这次她看得更仔细,凹槽排列似乎有些规律。
她尝试着按照一定顺序按压、旋转。
一声极轻微的机括响动。
箱底一块约两尺见方的木板,竟向内缩进半寸。
然后向一侧滑开,露出下方黑黢黢的洞口。
果然有夹层!
苏瑾禾心跳微促,侧耳倾听舱外动静。
只有水浪声和远处隐约的鼾声。
她不再犹豫,俯身探入夹层。
夹层空间不大,仅能容人弯腰蹲踞。
里头没有她预想中的金银或军械,只整整齐齐码放着几个扁平的樟木匣子。
她打开最上面一个,里面是一叠书信。
信纸触手细腻柔韧,在昏暗光线下泛着淡淡的、均匀的粉色,纸面隐有桃花暗纹。
正是宫中妃嫔才惯用的桃花笺。
这种纸造价不菲,且因色泽娇嫩,多用于女子间私密书信或抄录诗词,极少流出宫外。
她拿起最上面一封,凑近细看。
字迹是颇为秀丽的簪花小楷,内容却让她瞳孔一缩。
“……江北新米三百石已抵仓,依约交割。珠款另付。风高浪急,慎之。”
没有抬头,没有落款。
只有右下角盖着一个极小的、朱红色的私印,印文模糊,似是个“容”字,又似有些不同。
她又翻看了几封,内容大同小异,皆是简短的物资交割、款项往来提示,用词隐晦。
但其中两封提到了邹将军处、北边来的皮货成色上好,另一封则写着“纱十匹已另存,勿记公账。
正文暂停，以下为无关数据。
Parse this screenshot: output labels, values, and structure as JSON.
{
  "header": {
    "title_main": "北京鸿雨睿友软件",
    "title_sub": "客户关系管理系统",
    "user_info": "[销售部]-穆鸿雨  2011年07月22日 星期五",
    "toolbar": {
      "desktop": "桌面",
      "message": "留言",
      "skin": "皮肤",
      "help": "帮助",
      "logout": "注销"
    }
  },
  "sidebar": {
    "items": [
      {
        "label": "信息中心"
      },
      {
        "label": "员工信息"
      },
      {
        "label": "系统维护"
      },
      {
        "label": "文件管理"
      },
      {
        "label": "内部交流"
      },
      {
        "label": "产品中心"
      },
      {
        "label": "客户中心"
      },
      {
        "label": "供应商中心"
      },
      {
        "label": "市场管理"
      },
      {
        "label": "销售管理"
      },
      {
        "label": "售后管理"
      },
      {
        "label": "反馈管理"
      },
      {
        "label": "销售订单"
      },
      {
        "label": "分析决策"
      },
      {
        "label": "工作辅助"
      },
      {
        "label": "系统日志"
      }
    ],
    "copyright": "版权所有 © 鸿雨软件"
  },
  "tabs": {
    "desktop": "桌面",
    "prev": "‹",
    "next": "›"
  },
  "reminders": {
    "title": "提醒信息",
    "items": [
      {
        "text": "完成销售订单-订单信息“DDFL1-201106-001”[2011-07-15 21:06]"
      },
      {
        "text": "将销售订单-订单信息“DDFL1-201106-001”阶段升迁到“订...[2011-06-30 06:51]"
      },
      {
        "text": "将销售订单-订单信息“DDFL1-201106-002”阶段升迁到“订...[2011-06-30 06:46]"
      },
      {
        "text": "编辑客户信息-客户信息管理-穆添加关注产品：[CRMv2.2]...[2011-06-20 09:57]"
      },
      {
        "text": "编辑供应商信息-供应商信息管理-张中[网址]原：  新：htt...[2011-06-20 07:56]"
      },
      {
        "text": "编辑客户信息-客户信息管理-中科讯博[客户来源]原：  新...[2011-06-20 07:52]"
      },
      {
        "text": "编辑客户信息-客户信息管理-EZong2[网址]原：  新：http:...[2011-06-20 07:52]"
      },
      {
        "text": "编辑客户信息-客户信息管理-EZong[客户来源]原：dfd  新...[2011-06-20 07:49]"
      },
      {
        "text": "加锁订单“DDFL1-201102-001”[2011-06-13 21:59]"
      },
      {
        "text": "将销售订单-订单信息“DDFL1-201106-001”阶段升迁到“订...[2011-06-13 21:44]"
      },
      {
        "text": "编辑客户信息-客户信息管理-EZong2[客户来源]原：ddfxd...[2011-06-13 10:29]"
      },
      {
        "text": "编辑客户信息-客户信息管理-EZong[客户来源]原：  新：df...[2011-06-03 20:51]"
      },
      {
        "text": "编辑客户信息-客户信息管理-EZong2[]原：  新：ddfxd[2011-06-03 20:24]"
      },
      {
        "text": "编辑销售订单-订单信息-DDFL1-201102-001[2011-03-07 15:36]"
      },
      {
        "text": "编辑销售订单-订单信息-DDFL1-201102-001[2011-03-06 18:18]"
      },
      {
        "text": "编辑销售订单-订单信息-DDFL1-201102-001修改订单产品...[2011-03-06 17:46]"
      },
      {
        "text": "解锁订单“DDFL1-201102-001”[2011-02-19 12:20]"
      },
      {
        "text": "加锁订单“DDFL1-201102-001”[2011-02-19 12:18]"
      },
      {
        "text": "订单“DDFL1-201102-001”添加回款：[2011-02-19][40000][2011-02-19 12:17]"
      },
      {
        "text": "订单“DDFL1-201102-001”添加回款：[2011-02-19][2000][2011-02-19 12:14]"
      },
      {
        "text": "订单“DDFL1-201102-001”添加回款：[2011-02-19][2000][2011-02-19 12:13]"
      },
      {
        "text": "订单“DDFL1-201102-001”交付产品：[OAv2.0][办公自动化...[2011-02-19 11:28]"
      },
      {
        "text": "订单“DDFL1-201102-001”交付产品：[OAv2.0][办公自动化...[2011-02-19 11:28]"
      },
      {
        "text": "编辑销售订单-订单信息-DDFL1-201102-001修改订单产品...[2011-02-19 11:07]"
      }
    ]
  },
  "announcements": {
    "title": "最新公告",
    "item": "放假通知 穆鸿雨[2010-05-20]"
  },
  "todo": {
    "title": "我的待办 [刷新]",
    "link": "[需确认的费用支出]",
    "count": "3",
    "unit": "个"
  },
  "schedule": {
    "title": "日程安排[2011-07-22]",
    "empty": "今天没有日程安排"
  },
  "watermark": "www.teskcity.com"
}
”
所有的信笺,都散发着一种极淡雅的熏香。
这香味……
苏瑾禾仔细分辨,似乎混合了苏合香、沉香,还有一丝清冷的梅蕊气息。
她似乎在淑妃慕容昭身上闻到过类似的味道,但不敢确定。
桃花笺,宫中专有。
熏香,似与高位妃嫔有关。
隐晦的交易记录,涉及粮米、皮货、纱帛,甚至提及邹将军和北边。
苏瑾禾将书信原样放回,合上樟木匣。
心中疑云翻滚,线索却逐渐清晰。
慕容家,北境邹衍,宫中高位妃嫔,通过这艘青沙帮的货船,进行着某种隐秘的利益输送和情报传递。
纱十匹已另存,勿记公账——
这让她想起,德妃似乎正在核查各宫用度,尤其是绸缎。
她将夹层恢复原状,清理掉自己留下的痕迹,又从那气窗悄然离开。
回到后舱时,谢不悬还未醒,额上依旧汗湿。
苏瑾禾用凉水浸了布巾,继续替他擦拭。
动作机械,心中却飞快盘算。
必须尽快将这个消息传递给谢不悬。
还有……
得想办法提醒林晚音,小心淑妃,或许还要留意“纱”相关的线索。
……
行宫的夏日,冰是顶顶要紧的物事。
宫内存冰的地窖,早在去岁寒冬便已储满硕大的、切割整齐的冰砖。
夏日里,每日清晨,由内务府专设的“冰窖太监”负责凿取当日用量。
按各宫妃嫔位份高低、有无皇子公主、是否得宠、有无特殊情况等,仔细核算分量,用厚厚的棉被包裹,放入特制的木箱中,由粗使太监抬往各宫。
分冰是桩极显地位的差事。
得宠的高位妃嫔,如淑妃、德妃,除却足额份例,往往还能多得皇上、皇后特赐的“加冰”。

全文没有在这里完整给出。